Label. Label each of the tubes unless every single tube in the container is the same variety. I know, I have tried to get around this will saying that ‘from this row is Jilly’, or ‘this is half Nimbus and half Burnished Bronze’.  I promise you that when spring arrives, all this means is that you have a lot of unlabelled plants.

 

Water very gently with a rose. When I say gently, the water will bounce out of the container and splash everywhere, particularly when the compost is dry. Do it in a sink or outside. I haven’t found a way of doing this without water spurting off in strange directions so I just accept that it will and take precautions. The first water should be quite a comprehensive one as it takes the place of the soaking step that we have missed out (if you have) and there needs to be enough moisture in the compost to soften the seed coating.

 

The mantra to remember for most seeds, but particularly sweet peas, is warm and dark for germination, cool and light for growing on. I know this picture is of my sweet peas on my Everhot but I am just showing off really, it is too warm to leave them there for too long (Everhots are not as hot as Agas on top, if you put them on top of an Aga they would cook within an hour). Around 10 degrees Celsius is about right according to the experts but I think a kitchen windowsill, or any place out of a draft indoors, is fine.

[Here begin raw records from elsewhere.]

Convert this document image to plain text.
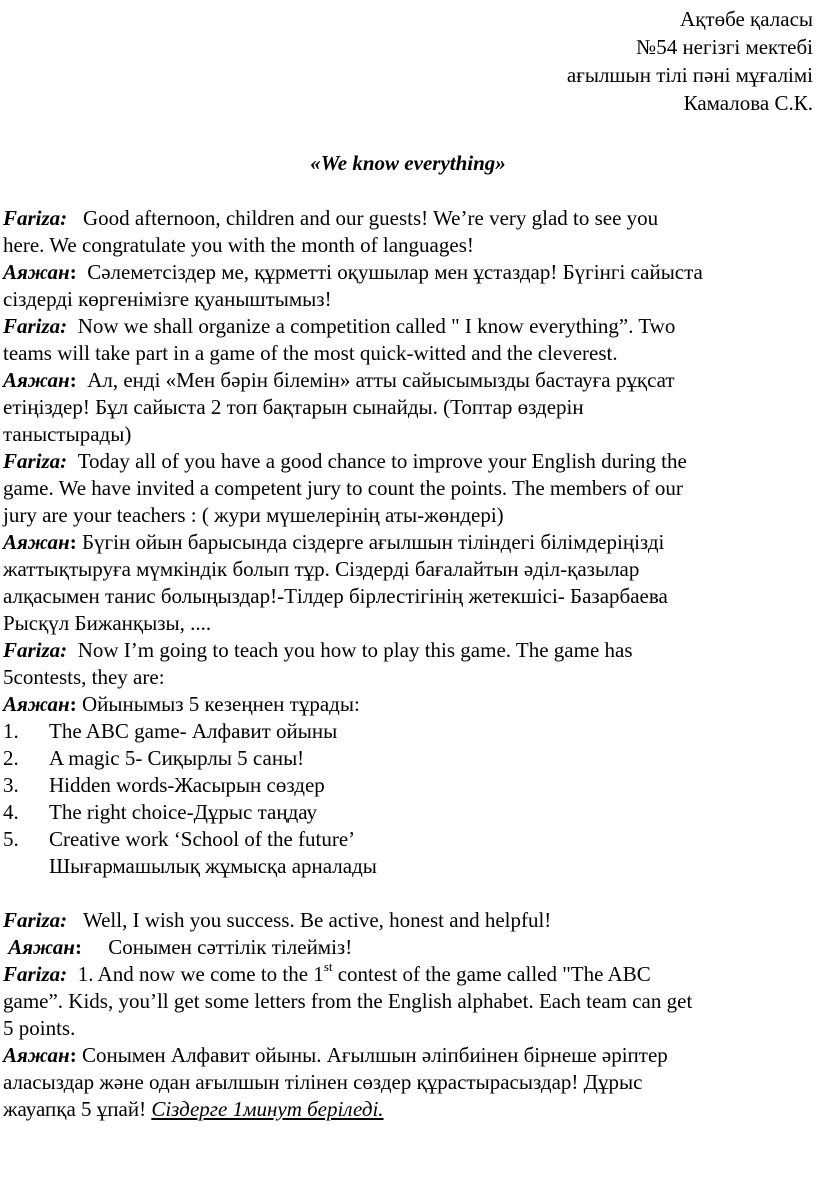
Ақтөбе қаласы
№54 негізгі мектебі
ағылшын тілі пәні мұғалімі
Камалова С.К.
«We know everything»
Fariza: Good afternoon, children and our guests! We’re very glad to see you
here. We congratulate you with the month of languages!
Аяжан: Сәлеметсіздер ме, құрметті оқушылар мен ұстаздар! Бүгінгі сайыста
сіздерді көргенімізге қуаныштымыз!
Fariza: Now we shall organize a competition called " I know everything”. Two
teams will take part in a game of the most quick-witted and the cleverest.
Аяжан: Ал, енді «Мен бәрін білемін» атты сайысымызды бастауға рұқсат
етіңіздер! Бұл сайыста 2 топ бақтарын сынайды. (Топтар өздерін
таныстырады)
Fariza: Today all of you have a good chance to improve your English during the
game. We have invited a competent jury to count the points. The members of our
jury are your teachers : ( жури мүшелерінің аты-жөндері)
Аяжан: Бүгін ойын барысында сіздерге ағылшын тіліндегі білімдеріңізді
жаттықтыруға мүмкіндік болып тұр. Сіздерді бағалайтын әділ-қазылар
алқасымен танис болыңыздар!-Тілдер бірлестігінің жетекшісі- Базарбаева
Рысқүл Бижанқызы, ....
Fariza: Now I’m going to teach you how to play this game. The game has
5contests, they are:
Аяжан: Ойынымыз 5 кезеңнен тұрады:
1. The ABC game- Алфавит ойыны
2. A magic 5- Сиқырлы 5 саны!
3. Hidden words-Жасырын сөздер
4. The right choice-Дұрыс таңдау
5. Creative work ‘School of the future’
Шығармашылық жұмысқа арналады
Fariza: Well, I wish you success. Be active, honest and helpful!
Аяжан: Сонымен сәттілік тілейміз!
Fariza: 1. And now we come to the 1st contest of the game called "The ABC
game”. Kids, you’ll get some letters from the English alphabet. Each team can get
5 points.
Аяжан: Сонымен Алфавит ойыны. Ағылшын әліпбиінен бірнеше әріптер
аласыздар және одан ағылшын тілінен сөздер құрастырасыздар! Дұрыс
жауапқа 5 ұпай! Сіздерге 1минут беріледі.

One of the most important reasons for doing this indoors is that (hopefully) you don’t have mice inside the house and mice love sweet pea seeds. They will generally ignore plants so once they are up and growing, they are fine.

Keep them moist but not wet. Once the shoots are up and through, get them out in the cold. If you molly coddle them, you get weak, leggy plants. Don’t worry if they grow tall and start sprawling all over the place, that’s fine. Worry of the leaves look a bit yellow (they have run out of nutrients in the compost so they need potting up) or if the distance between the leaves looks disproportionately long (this means they have got leggy, I’d put them somewhere cooler or with more light).